Although maintenance haemodialysis once had the benefit of two distinctly different dialysate preparation and delivery systems - (1) a pre-filtration and reverse osmosis water preparation plant linked to a single pass proportioning system and (2) a sorbent column dependent dialysate regeneration and recirculation system known as the REDY system - the first came to dominate the market and the second waned. By the early 1990s, the REDY had disappeared from clinical use. The REDY system had strengths. It was a small, mobile, portable and water-efficient, only 6 L of untreated water being required for each dialysis. In comparison, single pass systems are bulky, immobile and water (and power) voracious, typically needing 400-600 L/treatment of expensively pretreated water. A resurgence of interest in home haemodialysis - short and long, intermittent and daily - has provided impetus to redirect technological research into cost-competitive systems.

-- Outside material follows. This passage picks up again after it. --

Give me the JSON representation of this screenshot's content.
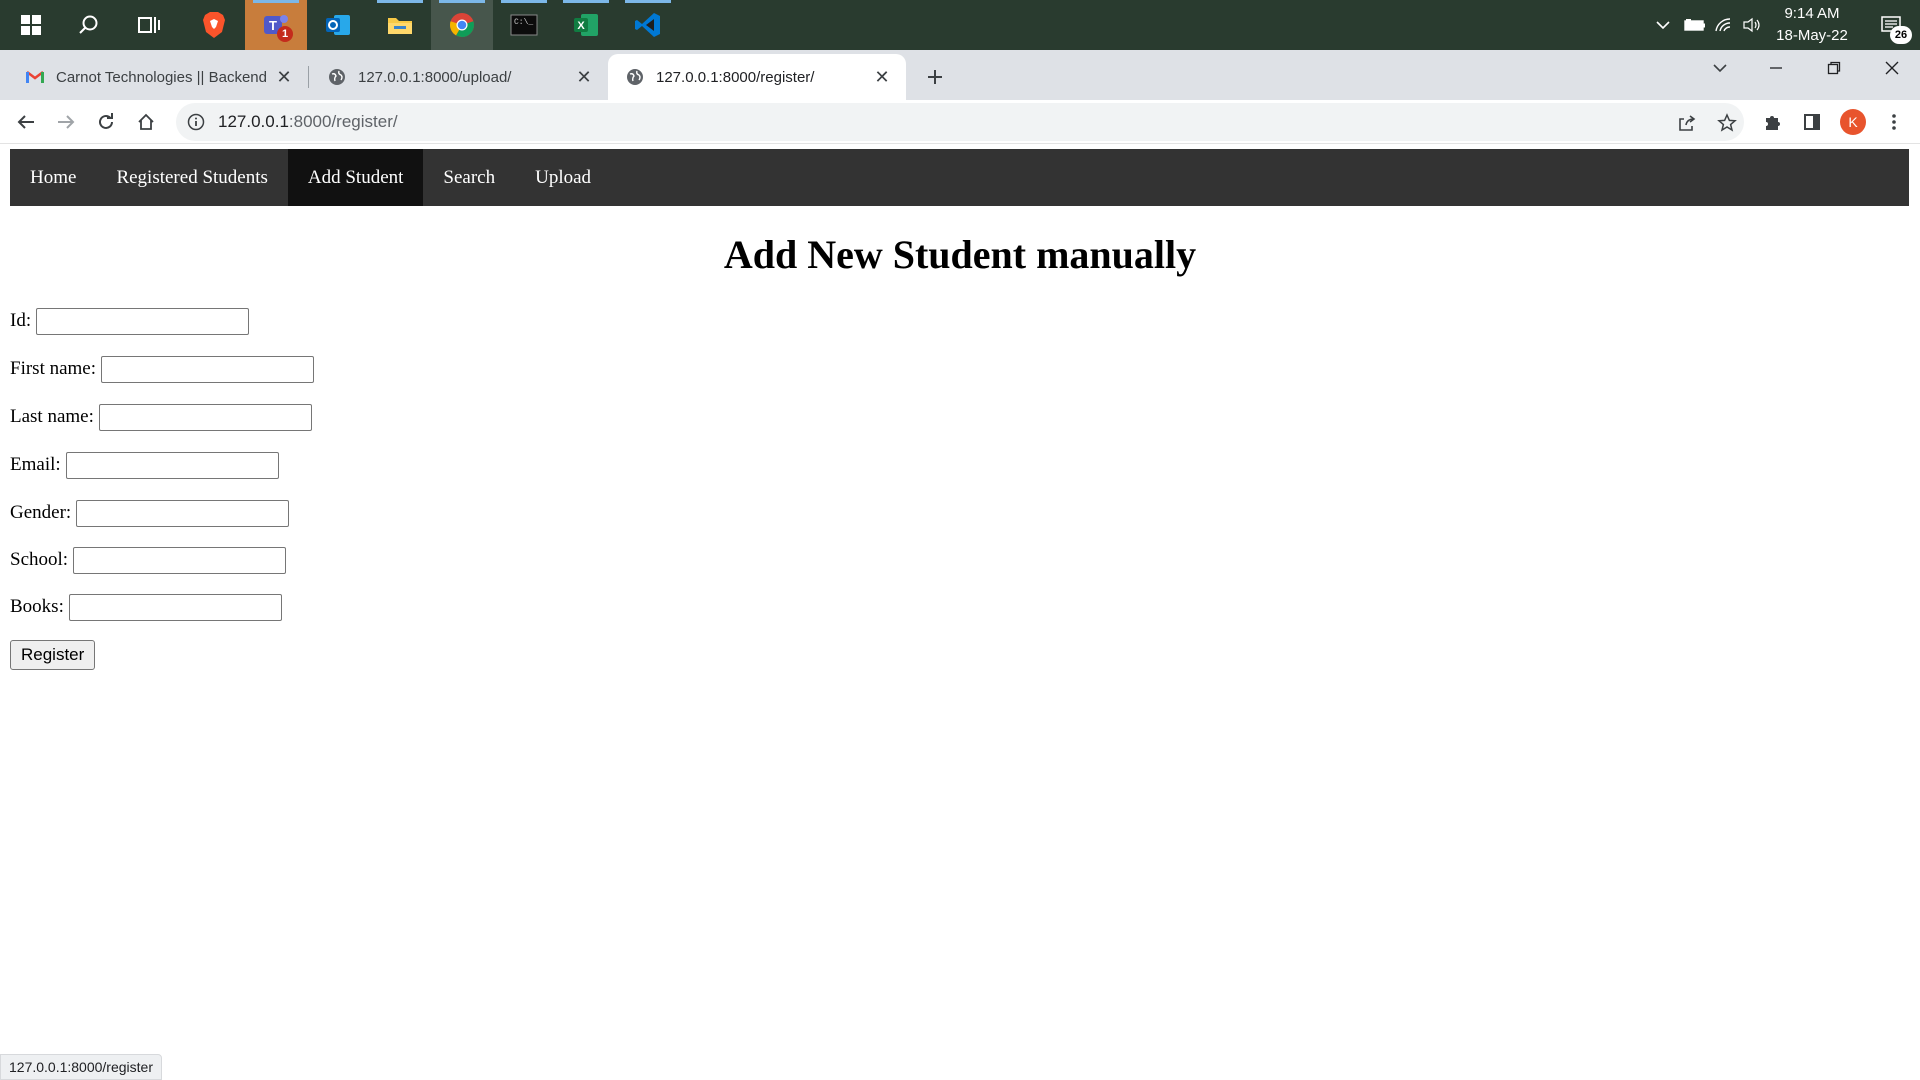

Miniaturization, portability, flexibility, water-use efficiency and 'wearability' are ultimate goals. Sorbent systems are proving an integral component of this effort. In sorbent dialysate regeneration, rather than draining solute-rich dialyser effluent to waste - as do current systems - the effluent repetitively recirculates across a sorbent column capable of adsorption, ion exchange or catalytic conversion of all solute such that, at exit from the column, an ultra-pure water solution emerges. This then remixes with a known electrolyte concentrate for representation to the dialyser. As the same small water volume can recirculate, at least until column exhaustion, water source independence is assured. Many current technological developments in dialysis equipment are now focusing on sorbent-based dialysate circuitry. Although possibly déjà vu for some, it is timely for a brief review of sorbent chemistry and its application to dialysis systems.